Management was initiated with prednisolone and anakinra (IL-1 receptor antagonist), resulting in modest clinical improvement. However, the patient experienced a flare during hospitalization, with reappearance of pustular lesions and recrudescence of fever and CRP elevation. As a result, anakinra was discontinued, and treatment was escalated to adalimumab (0.8 mg/kg subcutaneously every two weeks) in combination with methotrexate (10 mg weekly). Prednisolone was tapered and discontinued.
Within days of initiating adalimumab, the patient became afebrile and demonstrated marked cutaneous improvement. By the end of the second week, the pustular rash had almost fully resolved, with only minimal residual scaling. Clinical response at two weeks is shown in Figure 2. The patient was discharged on day 35 of hospitalization and has since remained in sustained remission for 12 months without clinical flares. A summary of laboratory parameters at admission, at two weeks post-treatment, and at discharge is provided in Table 1.
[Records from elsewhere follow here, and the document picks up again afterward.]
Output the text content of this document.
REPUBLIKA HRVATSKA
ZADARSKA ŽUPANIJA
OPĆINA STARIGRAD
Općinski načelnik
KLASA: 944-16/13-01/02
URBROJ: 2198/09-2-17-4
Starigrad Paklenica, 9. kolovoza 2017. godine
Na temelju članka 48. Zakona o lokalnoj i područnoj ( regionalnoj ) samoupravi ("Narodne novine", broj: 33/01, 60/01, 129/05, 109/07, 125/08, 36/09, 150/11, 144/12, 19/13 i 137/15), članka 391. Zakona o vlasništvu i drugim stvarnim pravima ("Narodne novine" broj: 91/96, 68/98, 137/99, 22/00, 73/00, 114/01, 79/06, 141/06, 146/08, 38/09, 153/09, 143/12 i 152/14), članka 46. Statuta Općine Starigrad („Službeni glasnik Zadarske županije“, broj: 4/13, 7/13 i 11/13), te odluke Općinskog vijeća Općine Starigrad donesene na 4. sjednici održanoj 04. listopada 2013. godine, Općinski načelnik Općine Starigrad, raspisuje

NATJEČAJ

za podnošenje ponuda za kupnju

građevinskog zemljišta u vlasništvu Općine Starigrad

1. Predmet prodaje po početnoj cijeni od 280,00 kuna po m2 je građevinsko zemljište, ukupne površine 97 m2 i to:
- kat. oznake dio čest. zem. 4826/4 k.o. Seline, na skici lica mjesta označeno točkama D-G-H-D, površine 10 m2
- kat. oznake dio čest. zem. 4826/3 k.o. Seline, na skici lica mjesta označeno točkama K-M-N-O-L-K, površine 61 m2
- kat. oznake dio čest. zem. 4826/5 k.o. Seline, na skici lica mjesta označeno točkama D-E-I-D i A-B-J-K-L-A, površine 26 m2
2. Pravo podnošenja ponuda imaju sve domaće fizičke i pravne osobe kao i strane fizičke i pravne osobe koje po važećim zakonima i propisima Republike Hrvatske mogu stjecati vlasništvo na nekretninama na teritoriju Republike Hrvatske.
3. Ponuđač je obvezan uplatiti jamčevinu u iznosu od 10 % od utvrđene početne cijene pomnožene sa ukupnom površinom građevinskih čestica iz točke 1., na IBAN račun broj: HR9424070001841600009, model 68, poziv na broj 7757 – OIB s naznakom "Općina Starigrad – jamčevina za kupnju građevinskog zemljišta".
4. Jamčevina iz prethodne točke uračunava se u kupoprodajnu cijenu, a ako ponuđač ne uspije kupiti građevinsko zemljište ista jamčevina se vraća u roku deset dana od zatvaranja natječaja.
Marked clinical improvement two weeks after initiation of adalimumab.
Discussion
GPP is a rare but potentially life-threatening condition. To date, multiple genetic mutations have been linked to GPP. In our patient, the presence of IL36RN and CARD14 mutations suggests a genetic predisposition contributing to disease severity. Laboratory results demonstrated significant improvement within two weeks of initiating adalimumab and methotrexate, with normalization of inflammatory markers and sustained remission for 12 months. The pathogenesis of GPP has been increasingly linked to genetic mutations such as IL36RN, first described in 2011 [4]. Additional variants, including CARD14, BTN3A3, and AP1S3, have also been implicated [5,6]. These mutations are believed to enhance IL-36-mediated inflammatory pathways, which may contribute to pustule formation in genetically susceptible individuals. Traditional therapies such as cyclosporine, methotrexate, and acitretin have limited effectiveness in pediatric GPP [3,5]. Biologic agents, including TNF-α inhibitors like adalimumab, have shown promising results [7,8]. Recently, IL-36 receptor antagonists such as spesolimab have been approved for use in adolescents [9], and imsidolimab is under phase III clinical trials [10]. Our case underlines the role of genetic testing, not only for diagnosis, but also for therapeutic decision-making. Genetic confirmation may assist in selecting targeted therapies, particularly in cases resistant to conventional immunosuppressants. While targeted immune therapies show clear promise, randomized controlled trials in pediatric populations remain scarce. This case report represents a single-patient observation and thus cannot establish causality. Furthermore, as methotrexate was co-administered with adalimumab, its contributory role to disease remission cannot be excluded.
Conclusions
We present a case of pediatric GPP with heterozygous IL36RN and CARD14 mutations, demonstrating a favorable and sustained response to the combination of adalimumab and methotrexate. This report highlights the potential role of early genetic evaluation in guiding treatment decisions, particularly in refractory cases. Further prospective studies are warranted to evaluate the safety, efficacy, and optimal sequencing of biologic therapies in genetically defined subgroups of pediatric GPP.